The two determinative questions of law presented by the record are:
1. What is the effect of the distress judgment rendered in West Virginia in September, 1926?
2. Do the letters written by the defendant prevent the bar of the statute of limitations?
The West Virginia judgment, upon its face, is a proceeding in rem in the nature of an attachment and was obtained without personal service upon the defendant. Such a judgment “is conclusive evidence that the debt sued on was due to the plaintiff in it, to the value of the property attached, but of nothing more.” Peebles v. Patapsco Guano Co., 77 N. C., 233; Warlick v.

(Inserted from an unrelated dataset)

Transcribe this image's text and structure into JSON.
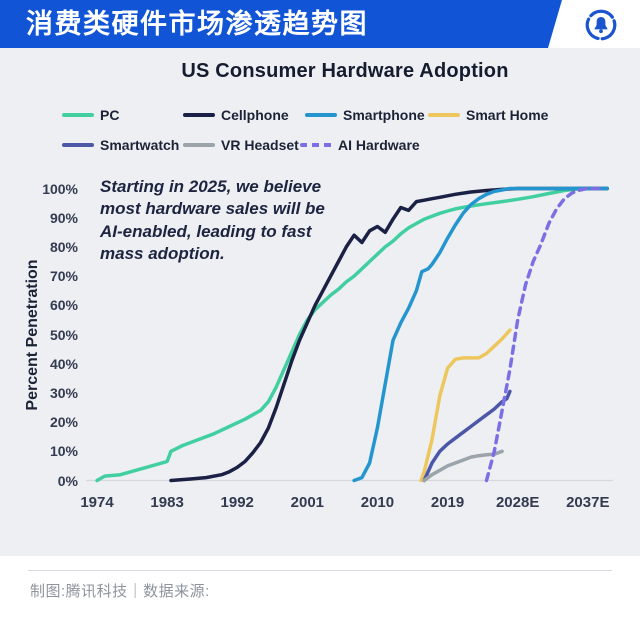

Reynolds, 151 N. C., 606, 66 S. E., 657; Johnson v. Whilden, 166 N. C., 104, 81 S. E., 1057. Consequently, the plaintiff’s suit cannot be maintained upon the judgment, but must of necessity rest upon the debt. As against the debt the defendant pleads the statute of limitations. In actions of debt the statute of limitation of the forum *698must govern. Tieffenbrun v. Flannery, 198 N. C., 397, 151 S. E., 857. Obviously tbe three-year statute of limitations bars the debt unless the letters set out in the record are sufficient to remove the bar and keep the debt alive. C. S., 416, prescribes the statutory method of arresting the running of the statute. The accepted principle of law was stated in Phillips v. Giles, 175 N. C., 409, 95 S. E., 772, as follows: “In order to revive a debt which is barred by the statute, there should be an express unconditional promise to pay the same or that there should be a definite, unqualified acknowledgment of the debt as a subsisting obligation and from which the law will imply a promise to pay.” Wells v. Hill, 118 N. C., 900, 24 S. E., 771; Irvin v. Harris, 182 N. C., 647, 109 S. E., 867. Manifestly the letter of 24 July, 1926, even if it amounted to an express promise to pay the debt, was ineffective on 23 May, 1930, when the present suit was instituted. Moreover, the letter of 19 December, 1929, is not such an acknowledgment of a subsisting obligation as the statute or decisions contemplate as sufficient and adequate to tear down the bar of limitation. Therefore, the ruling of the trial judge was correct.
The court is not inadvertent to the fact that the action was instituted by Smith as agent for Moore, but it is not deemed necessary to discuss this phase of the case.